AIR TRAVELLERS OVER £15 BILLION THE NEXT FIVE YEARS. WE URGE HIM TO LISTEN TO THE FAIR TAX ON FLYING CAMPAIGN, IN WHICH BATA PLAYS A KEY PART, AND RECONSIDER THIS DECISION – ESPECIALLY IN THE LIGHT OF AVIATION ENTERING THE EU EMISSIONS TRADING SCHEME FROM 1st JANUARY NEXT YEAR. ETS WILL OFFER A FAR SMARTER WAY OF ADDRESSING AVIATION’S ENVIRONMENTAL IMPACT THAN A BLUNT TAX THAT SIMPLY MAKES THE UK UNCOMPETITIVE AND INCREASINGLY UNAFFORDABLE BOTH FOR BUSINESS AND TOURISM ALIKE.

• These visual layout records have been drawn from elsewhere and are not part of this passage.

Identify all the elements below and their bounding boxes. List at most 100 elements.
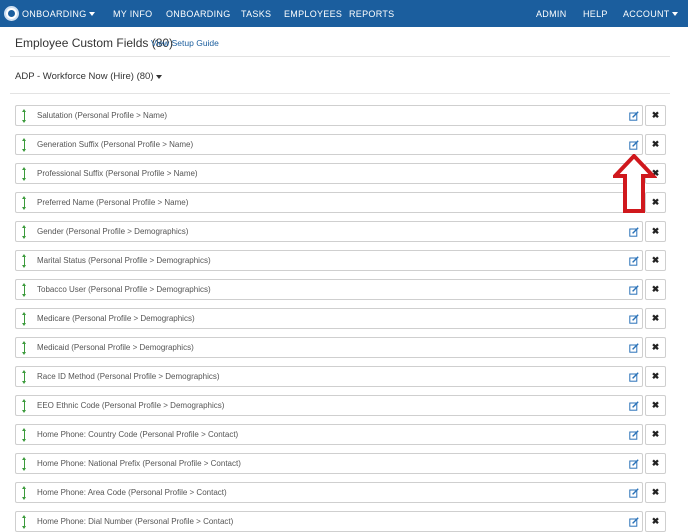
reorder-icon[interactable] — [22, 399, 27, 413]
field-row-box: Salutation (Personal Profile > Name) — [15, 105, 643, 126]
reorder-icon[interactable] — [22, 138, 27, 152]
reorder-icon[interactable] — [22, 341, 27, 355]
reorder-icon[interactable] — [22, 225, 27, 239]
close-icon: ✖ — [651, 313, 660, 323]
reorder-icon[interactable] — [22, 196, 27, 210]
nav-admin[interactable]: ADMIN — [536, 9, 567, 19]
edit-icon[interactable] — [629, 140, 639, 150]
chevron-down-icon — [671, 12, 678, 16]
field-label: Professional Suffix (Personal Profile > … — [37, 169, 198, 178]
delete-button[interactable]: ✖ — [645, 221, 666, 242]
field-row-box: EEO Ethnic Code (Personal Profile > Demo… — [15, 395, 643, 416]
logo-icon — [4, 6, 19, 21]
field-label: Gender (Personal Profile > Demographics) — [37, 227, 189, 236]
delete-button[interactable]: ✖ — [645, 453, 666, 474]
delete-button[interactable]: ✖ — [645, 482, 666, 503]
page-title: Employee Custom Fields (80) — [15, 36, 174, 50]
section-title: ADP - Workforce Now (Hire) (80) — [15, 71, 154, 82]
reorder-icon[interactable] — [22, 428, 27, 442]
delete-button[interactable]: ✖ — [645, 308, 666, 329]
divider — [10, 93, 670, 94]
edit-icon[interactable] — [629, 343, 639, 353]
delete-button[interactable]: ✖ — [645, 366, 666, 387]
edit-icon[interactable] — [629, 372, 639, 382]
delete-button[interactable]: ✖ — [645, 105, 666, 126]
delete-button[interactable]: ✖ — [645, 395, 666, 416]
field-label: Medicaid (Personal Profile > Demographic… — [37, 343, 194, 352]
reorder-icon[interactable] — [22, 254, 27, 268]
list-item: Generation Suffix (Personal Profile > Na… — [15, 134, 666, 155]
edit-icon[interactable] — [629, 459, 639, 469]
field-label: Generation Suffix (Personal Profile > Na… — [37, 140, 194, 149]
nav-account[interactable]: ACCOUNT — [623, 9, 678, 19]
reorder-icon[interactable] — [22, 109, 27, 123]
delete-button[interactable]: ✖ — [645, 250, 666, 271]
nav-onboarding[interactable]: ONBOARDING — [166, 9, 231, 19]
view-setup-guide-link[interactable]: View Setup Guide — [151, 38, 219, 48]
delete-button[interactable]: ✖ — [645, 424, 666, 445]
account-label: ACCOUNT — [623, 9, 670, 19]
reorder-icon[interactable] — [22, 370, 27, 384]
close-icon: ✖ — [651, 458, 660, 468]
close-icon: ✖ — [651, 284, 660, 294]
nav-tasks[interactable]: TASKS — [241, 9, 271, 19]
field-row-box: Tobacco User (Personal Profile > Demogra… — [15, 279, 643, 300]
reorder-icon[interactable] — [22, 457, 27, 471]
field-row-box: Home Phone: Country Code (Personal Profi… — [15, 424, 643, 445]
close-icon: ✖ — [651, 487, 660, 497]
delete-button[interactable]: ✖ — [645, 279, 666, 300]
reorder-icon[interactable] — [22, 486, 27, 500]
field-row-box: Home Phone: Dial Number (Personal Profil… — [15, 511, 643, 532]
field-label: Tobacco User (Personal Profile > Demogra… — [37, 285, 211, 294]
close-icon: ✖ — [651, 226, 660, 236]
nav-help[interactable]: HELP — [583, 9, 608, 19]
field-label: Home Phone: National Prefix (Personal Pr… — [37, 459, 241, 468]
field-label: Medicare (Personal Profile > Demographic… — [37, 314, 195, 323]
edit-icon[interactable] — [629, 488, 639, 498]
edit-icon[interactable] — [629, 285, 639, 295]
list-item: Marital Status (Personal Profile > Demog… — [15, 250, 666, 271]
list-item: Medicaid (Personal Profile > Demographic… — [15, 337, 666, 358]
list-item: Tobacco User (Personal Profile > Demogra… — [15, 279, 666, 300]
list-item: Salutation (Personal Profile > Name) ✖ — [15, 105, 666, 126]
nav-reports[interactable]: REPORTS — [349, 9, 394, 19]
nav-my-info[interactable]: MY INFO — [113, 9, 152, 19]
close-icon: ✖ — [651, 371, 660, 381]
field-label: Salutation (Personal Profile > Name) — [37, 111, 168, 120]
reorder-icon[interactable] — [22, 515, 27, 529]
list-item: Home Phone: Area Code (Personal Profile … — [15, 482, 666, 503]
brand-menu[interactable]: ONBOARDING — [4, 5, 95, 22]
nav-employees[interactable]: EMPLOYEES — [284, 9, 342, 19]
brand-label: ONBOARDING — [22, 8, 87, 19]
edit-icon[interactable] — [629, 430, 639, 440]
edit-icon[interactable] — [629, 227, 639, 237]
list-item: Race ID Method (Personal Profile > Demog… — [15, 366, 666, 387]
chevron-down-icon — [156, 74, 163, 79]
edit-icon[interactable] — [629, 256, 639, 266]
edit-icon[interactable] — [629, 401, 639, 411]
field-label: Race ID Method (Personal Profile > Demog… — [37, 372, 220, 381]
close-icon: ✖ — [651, 516, 660, 526]
close-icon: ✖ — [651, 429, 660, 439]
field-label: EEO Ethnic Code (Personal Profile > Demo… — [37, 401, 225, 410]
edit-icon[interactable] — [629, 314, 639, 324]
list-item: Preferred Name (Personal Profile > Name)… — [15, 192, 666, 213]
field-row-box: Generation Suffix (Personal Profile > Na… — [15, 134, 643, 155]
section-dropdown[interactable]: ADP - Workforce Now (Hire) (80) — [15, 71, 163, 82]
reorder-icon[interactable] — [22, 312, 27, 326]
close-icon: ✖ — [651, 255, 660, 265]
close-icon: ✖ — [651, 400, 660, 410]
field-row-box: Marital Status (Personal Profile > Demog… — [15, 250, 643, 271]
edit-icon[interactable] — [629, 111, 639, 121]
list-item: Professional Suffix (Personal Profile > … — [15, 163, 666, 184]
delete-button[interactable]: ✖ — [645, 511, 666, 532]
list-item: Gender (Personal Profile > Demographics)… — [15, 221, 666, 242]
reorder-icon[interactable] — [22, 167, 27, 181]
field-row-box: Professional Suffix (Personal Profile > … — [15, 163, 643, 184]
delete-button[interactable]: ✖ — [645, 337, 666, 358]
delete-button[interactable]: ✖ — [645, 134, 666, 155]
list-item: Home Phone: Dial Number (Personal Profil… — [15, 511, 666, 532]
close-icon: ✖ — [651, 110, 660, 120]
reorder-icon[interactable] — [22, 283, 27, 297]
edit-icon[interactable] — [629, 517, 639, 527]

WE THEREFORE URGE THE CHANCELLOR TO FOLLOW THE EXAMPLE SET BY THE GERMAN GOVERNMENT THAT HAS RECENTLY ANNOUNCED IT WILL BE REDUCING ITS AIR TICKET TAX, ALREADY MUCH LOWER THAN THE UK APD, TO COMPENSATE FOR THE ADDITIONAL COSTS AIRLINES WILL EXPERIENCE WITH THE ACCESSION OF AVIATION TO THE EU ETS.

TODAY, ON BEHALF OF THE FAIR TAX ON FLYING CAMPAIGN, I INVITE PARLIAMENTARIANS TO SIGN A LETTER TO THE CHANCELLOR CALLING FOR NEXT YEAR’S PLANNED DOUBLE INFLATION INCREASES IN APD TO BE ABANDONED IN ORDER TO AVOID SERIOUSLY DAMAGING BRITIAIN’S TOURISM INDUSTRY IN THE LONG TERM AND PRISING ORDINARY, WORKING FAMILIES OUT OF AN ANNUAL SUNSHINE HOLIDAY. A COPY OF THE LETTER IS BY THE DOOR WITH MY COLLEAGUE JOSETTE.

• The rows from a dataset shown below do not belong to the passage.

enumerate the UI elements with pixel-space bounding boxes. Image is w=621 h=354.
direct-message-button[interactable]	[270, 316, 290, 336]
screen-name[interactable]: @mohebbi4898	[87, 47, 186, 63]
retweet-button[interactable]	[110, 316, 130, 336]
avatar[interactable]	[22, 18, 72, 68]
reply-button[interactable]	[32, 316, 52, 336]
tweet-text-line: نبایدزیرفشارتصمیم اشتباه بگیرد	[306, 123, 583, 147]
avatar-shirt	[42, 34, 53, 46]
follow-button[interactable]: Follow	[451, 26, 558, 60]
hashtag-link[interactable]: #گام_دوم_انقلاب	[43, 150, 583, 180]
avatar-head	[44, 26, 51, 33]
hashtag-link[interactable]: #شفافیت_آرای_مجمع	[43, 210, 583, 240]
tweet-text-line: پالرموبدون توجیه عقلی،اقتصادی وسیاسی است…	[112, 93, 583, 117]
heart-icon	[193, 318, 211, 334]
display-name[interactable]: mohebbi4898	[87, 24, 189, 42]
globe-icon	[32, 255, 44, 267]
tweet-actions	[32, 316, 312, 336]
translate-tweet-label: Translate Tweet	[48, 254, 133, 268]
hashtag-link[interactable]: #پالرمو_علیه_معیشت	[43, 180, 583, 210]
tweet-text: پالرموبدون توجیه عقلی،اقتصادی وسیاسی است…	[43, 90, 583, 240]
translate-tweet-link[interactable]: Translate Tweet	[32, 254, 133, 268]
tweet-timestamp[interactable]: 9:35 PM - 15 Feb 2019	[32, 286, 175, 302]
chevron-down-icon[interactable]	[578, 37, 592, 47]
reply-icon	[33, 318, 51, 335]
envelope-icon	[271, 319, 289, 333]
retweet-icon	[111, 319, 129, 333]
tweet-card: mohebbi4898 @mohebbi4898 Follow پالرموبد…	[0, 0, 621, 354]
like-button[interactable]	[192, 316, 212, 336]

I AM PLEASED THAT REPRESENTATIVES OF BATA MEMBER AIRLINES AND BATA ASSOCIATE MEMBERS ARE HERE TODAY TO TALK TO YOU ABOUT ANY ISSUES OR MATTERS YOU WOULD LIKE TO DISCUSS WITH THEM, SO PLEASE FEEL FREE TO PUT THEM ON THE SPOT!